Thursday, August 16, 2007

Technicolor

This collection of essays about race and technology seems to offer something to the academically-inclined of various persuasions, from traditional labor studies in essays about marginalized technical workers and resistance on the assembly line to contemporary cultural criticism surrounding a modern urban musical genre ( Detroit techno), to sociological interpretations of activites such as low-riding. Pick the approach that suits you best. All bring to the foreground a concept that minorities traditionally viewed as absent from the world of technology, or passive consumers of technology at best, are in fact active shapers of contemporary technology whose unique use and role in technology production does not necessarily mirror that of non-minority society.

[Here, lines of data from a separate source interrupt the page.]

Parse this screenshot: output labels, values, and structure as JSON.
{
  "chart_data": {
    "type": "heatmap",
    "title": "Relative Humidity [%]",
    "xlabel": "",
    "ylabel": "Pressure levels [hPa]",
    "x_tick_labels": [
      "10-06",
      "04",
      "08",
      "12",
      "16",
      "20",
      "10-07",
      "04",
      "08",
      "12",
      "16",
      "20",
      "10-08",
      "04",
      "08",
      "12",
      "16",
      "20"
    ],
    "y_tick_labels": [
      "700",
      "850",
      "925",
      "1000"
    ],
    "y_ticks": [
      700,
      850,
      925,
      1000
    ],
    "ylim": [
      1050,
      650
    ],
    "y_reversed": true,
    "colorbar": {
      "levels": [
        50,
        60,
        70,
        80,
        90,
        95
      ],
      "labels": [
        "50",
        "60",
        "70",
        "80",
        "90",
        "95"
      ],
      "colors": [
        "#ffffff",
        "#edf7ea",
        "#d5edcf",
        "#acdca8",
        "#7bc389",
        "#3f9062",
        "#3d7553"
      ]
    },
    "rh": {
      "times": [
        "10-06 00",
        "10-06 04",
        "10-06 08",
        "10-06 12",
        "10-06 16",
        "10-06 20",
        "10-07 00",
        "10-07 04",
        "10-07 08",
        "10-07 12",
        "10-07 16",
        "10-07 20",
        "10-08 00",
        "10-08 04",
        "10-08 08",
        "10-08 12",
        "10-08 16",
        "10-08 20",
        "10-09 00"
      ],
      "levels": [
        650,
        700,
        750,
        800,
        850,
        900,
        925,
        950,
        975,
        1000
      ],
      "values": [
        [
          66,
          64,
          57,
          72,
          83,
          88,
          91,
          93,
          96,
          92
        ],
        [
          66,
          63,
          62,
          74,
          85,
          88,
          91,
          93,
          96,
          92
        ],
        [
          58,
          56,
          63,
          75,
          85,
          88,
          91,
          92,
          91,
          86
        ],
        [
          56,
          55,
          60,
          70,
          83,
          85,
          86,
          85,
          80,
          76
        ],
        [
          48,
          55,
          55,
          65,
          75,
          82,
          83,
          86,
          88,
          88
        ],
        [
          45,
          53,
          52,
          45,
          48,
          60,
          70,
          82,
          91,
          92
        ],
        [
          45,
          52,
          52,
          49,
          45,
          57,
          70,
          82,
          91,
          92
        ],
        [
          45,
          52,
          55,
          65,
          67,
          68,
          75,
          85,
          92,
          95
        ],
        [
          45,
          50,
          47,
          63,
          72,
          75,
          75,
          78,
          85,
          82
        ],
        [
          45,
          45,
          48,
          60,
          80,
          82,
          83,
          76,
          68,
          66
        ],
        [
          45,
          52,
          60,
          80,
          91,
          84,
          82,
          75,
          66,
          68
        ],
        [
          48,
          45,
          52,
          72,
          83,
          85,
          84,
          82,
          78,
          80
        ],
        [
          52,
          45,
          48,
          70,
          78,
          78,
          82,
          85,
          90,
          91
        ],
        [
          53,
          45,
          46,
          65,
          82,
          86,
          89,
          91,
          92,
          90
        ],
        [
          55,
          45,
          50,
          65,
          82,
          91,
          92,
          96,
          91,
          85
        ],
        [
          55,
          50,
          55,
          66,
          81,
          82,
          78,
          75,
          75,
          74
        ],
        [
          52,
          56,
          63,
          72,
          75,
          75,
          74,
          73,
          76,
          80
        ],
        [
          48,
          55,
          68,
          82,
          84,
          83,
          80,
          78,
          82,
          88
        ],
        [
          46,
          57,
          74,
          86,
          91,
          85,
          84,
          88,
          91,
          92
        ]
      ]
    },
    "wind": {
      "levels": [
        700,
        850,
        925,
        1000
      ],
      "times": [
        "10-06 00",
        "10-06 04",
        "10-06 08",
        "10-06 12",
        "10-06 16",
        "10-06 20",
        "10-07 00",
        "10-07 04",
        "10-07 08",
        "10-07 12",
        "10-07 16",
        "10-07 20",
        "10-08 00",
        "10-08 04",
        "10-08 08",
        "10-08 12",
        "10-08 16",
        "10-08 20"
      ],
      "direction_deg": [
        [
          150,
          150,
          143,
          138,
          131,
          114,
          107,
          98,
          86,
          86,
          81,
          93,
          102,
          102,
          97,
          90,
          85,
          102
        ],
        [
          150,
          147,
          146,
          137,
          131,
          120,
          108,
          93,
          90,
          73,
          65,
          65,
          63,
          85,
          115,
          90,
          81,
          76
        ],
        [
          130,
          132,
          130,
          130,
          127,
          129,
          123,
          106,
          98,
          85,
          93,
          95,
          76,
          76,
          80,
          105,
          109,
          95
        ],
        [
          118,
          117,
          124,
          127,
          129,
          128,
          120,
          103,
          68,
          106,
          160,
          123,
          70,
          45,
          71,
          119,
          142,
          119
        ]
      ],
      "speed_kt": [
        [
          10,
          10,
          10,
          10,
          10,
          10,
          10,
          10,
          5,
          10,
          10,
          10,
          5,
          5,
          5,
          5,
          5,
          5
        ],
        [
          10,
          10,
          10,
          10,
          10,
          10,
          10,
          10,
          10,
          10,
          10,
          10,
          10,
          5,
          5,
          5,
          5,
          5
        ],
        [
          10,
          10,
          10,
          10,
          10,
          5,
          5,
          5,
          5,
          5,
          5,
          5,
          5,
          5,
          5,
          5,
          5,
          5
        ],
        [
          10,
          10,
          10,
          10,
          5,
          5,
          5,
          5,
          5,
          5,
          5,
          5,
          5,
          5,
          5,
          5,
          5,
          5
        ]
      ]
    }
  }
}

From my own perspective, I appreciated especially the essays about low-wage Latina assembly-line workers in what we think of as affluent Silicon valley, and the discussion of marginalized Indian workers on special visas for ëxpert" workers. The assembly-line workers are viewed in a somewhat traditional fashion, focusing on their gendered resistance to the strictures of assembly -line work under the direction of male non-Latino bosses. The Indian workers are subtly reclassed in their worklife from higher-status computer programmers to lower-status "temporary workers" whose rootless existence in spite of their superior education and qualifications is presented as one aspect of global migration.

The presence of traditional assembly-line work in such a supposedly contemporary venue as technology production as well as the downgrading of the abilities and status of immigrant groups, are traditional themes that seem to be playing out in contemporary high-tech settings. Just how revolutionary is the supposed computer revolution, anyhow? In aspects of labor and production, it seems that traditional themes are still applicable.